Methods: For genotyping of rs2548538, rs2287988, and rs17408150 SNPs using Real-time allelic discrimination approach, DNA was extracted from the whole blood of 250 AS patients and 250 healthy subjects. RNA of the peripheral blood mononuclear cells (PBMCs) was separated, cDNA was synthesized, and transcriptional levels of cytokines, including interleukin (IL)-17A, IL-23, IL-10, and transforming growth factor (TGF)-β were measured. Enzyme-linked immunosorbent assay (ELISA) was used to measure the serum concentration on the cytokines.

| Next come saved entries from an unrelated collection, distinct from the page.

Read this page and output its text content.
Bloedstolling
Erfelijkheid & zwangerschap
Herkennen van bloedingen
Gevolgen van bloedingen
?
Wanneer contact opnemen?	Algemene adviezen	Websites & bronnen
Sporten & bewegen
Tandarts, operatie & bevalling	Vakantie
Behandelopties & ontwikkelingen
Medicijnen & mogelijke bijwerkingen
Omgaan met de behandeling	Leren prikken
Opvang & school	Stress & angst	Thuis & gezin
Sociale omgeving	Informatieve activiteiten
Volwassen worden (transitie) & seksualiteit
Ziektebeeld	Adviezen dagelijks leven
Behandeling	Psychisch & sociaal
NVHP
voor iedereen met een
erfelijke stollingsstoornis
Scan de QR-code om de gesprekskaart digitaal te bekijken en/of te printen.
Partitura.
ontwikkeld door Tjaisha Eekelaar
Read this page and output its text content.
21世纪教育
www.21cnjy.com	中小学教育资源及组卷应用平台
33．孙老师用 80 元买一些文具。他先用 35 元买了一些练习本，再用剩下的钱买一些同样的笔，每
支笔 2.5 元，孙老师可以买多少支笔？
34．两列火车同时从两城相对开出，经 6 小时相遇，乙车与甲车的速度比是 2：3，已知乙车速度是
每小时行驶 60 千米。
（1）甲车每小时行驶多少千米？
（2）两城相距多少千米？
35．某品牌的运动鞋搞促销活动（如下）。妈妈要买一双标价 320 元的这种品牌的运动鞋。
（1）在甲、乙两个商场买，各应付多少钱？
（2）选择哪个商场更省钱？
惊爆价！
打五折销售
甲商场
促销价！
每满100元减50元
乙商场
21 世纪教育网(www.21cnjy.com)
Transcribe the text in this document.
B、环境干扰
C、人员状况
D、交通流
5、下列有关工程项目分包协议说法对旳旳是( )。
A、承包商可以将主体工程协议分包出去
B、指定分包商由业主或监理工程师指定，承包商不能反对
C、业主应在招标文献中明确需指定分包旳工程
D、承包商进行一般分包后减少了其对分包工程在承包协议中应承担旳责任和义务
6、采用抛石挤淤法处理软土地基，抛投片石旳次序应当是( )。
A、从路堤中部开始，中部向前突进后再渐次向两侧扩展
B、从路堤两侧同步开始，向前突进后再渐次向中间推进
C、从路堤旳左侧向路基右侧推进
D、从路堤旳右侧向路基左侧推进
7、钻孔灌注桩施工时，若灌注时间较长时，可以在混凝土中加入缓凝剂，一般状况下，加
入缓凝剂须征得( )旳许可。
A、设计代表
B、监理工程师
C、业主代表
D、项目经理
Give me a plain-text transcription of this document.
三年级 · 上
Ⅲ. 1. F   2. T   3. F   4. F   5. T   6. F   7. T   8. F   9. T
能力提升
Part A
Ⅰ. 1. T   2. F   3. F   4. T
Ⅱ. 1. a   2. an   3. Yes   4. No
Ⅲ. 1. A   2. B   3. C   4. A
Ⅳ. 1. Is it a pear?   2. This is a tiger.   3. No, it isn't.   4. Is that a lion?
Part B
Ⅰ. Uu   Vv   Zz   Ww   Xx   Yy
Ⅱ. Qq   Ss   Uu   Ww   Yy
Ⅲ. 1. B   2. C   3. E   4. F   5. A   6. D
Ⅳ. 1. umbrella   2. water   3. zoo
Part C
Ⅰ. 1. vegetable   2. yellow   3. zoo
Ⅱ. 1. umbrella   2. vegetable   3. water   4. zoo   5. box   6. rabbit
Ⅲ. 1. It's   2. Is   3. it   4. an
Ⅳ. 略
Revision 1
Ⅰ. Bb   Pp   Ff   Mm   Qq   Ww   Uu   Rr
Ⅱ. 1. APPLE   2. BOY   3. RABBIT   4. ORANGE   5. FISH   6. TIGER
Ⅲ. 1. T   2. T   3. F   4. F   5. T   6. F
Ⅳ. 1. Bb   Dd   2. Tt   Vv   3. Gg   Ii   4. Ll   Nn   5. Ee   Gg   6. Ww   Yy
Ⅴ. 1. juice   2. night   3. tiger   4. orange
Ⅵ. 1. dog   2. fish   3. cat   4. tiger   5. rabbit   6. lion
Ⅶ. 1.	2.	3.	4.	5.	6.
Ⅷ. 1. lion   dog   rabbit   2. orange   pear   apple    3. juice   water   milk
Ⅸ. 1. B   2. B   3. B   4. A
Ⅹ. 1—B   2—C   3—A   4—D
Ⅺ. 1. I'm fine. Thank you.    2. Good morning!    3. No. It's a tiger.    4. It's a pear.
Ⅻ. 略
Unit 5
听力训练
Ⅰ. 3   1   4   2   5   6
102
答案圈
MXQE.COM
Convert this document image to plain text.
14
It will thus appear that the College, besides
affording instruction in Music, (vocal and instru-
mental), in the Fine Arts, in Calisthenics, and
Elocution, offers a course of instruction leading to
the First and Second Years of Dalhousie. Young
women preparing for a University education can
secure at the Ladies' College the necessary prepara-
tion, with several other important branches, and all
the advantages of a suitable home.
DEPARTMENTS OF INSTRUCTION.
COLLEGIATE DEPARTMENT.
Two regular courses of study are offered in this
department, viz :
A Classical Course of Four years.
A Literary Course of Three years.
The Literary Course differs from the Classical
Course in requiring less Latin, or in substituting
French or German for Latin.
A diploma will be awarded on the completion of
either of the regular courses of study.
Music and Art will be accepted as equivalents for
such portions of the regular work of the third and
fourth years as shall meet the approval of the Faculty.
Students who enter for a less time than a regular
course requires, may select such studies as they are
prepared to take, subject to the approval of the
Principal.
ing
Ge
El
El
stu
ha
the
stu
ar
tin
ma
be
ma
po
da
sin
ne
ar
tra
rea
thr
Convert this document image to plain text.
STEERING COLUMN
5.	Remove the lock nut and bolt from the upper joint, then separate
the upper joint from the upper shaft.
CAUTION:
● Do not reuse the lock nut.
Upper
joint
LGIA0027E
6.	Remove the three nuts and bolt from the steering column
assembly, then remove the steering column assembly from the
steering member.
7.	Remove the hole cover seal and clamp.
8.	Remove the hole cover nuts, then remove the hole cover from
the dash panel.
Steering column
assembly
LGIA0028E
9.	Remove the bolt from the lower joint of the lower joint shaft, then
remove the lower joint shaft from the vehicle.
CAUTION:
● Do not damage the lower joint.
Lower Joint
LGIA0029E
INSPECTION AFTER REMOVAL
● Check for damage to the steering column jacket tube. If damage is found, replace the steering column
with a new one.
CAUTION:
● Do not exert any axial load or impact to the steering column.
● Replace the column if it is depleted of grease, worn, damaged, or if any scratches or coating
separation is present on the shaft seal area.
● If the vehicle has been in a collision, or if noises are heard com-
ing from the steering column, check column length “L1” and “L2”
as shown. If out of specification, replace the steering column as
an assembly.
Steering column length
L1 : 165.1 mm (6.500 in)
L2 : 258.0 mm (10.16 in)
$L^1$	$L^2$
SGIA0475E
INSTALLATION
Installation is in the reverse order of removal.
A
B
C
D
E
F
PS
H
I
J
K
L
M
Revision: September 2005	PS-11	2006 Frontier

Results: It was observed that three ERAP2 gene SNPs had no significant association with risk of AS in the total patients. Nonetheless, rs2287988 and rs17408150 SNPs showed statistically significant association with susceptibility to the disease in the Human leukocyte antigen (HLA)-B27 positive AS subjects. Transcriptional level and serum concentration of IL-17A and IL-23 were higher, while those of IL-10 were lower in both AS patients and HLA-B27 positive AS patients relative to controls. Nevertheless, ERAP2 gene SNPs in the HLA-B27 positive AS patients did not affect the transcriptional level and serum concentration of cytokines.
Conclusions: ERAP2 gene rs2287988 and rs17408150 SNP are associated with susceptibility to AS, but they probably are not determining the levels of IL-17A, IL-23, and IL-10 in this disease.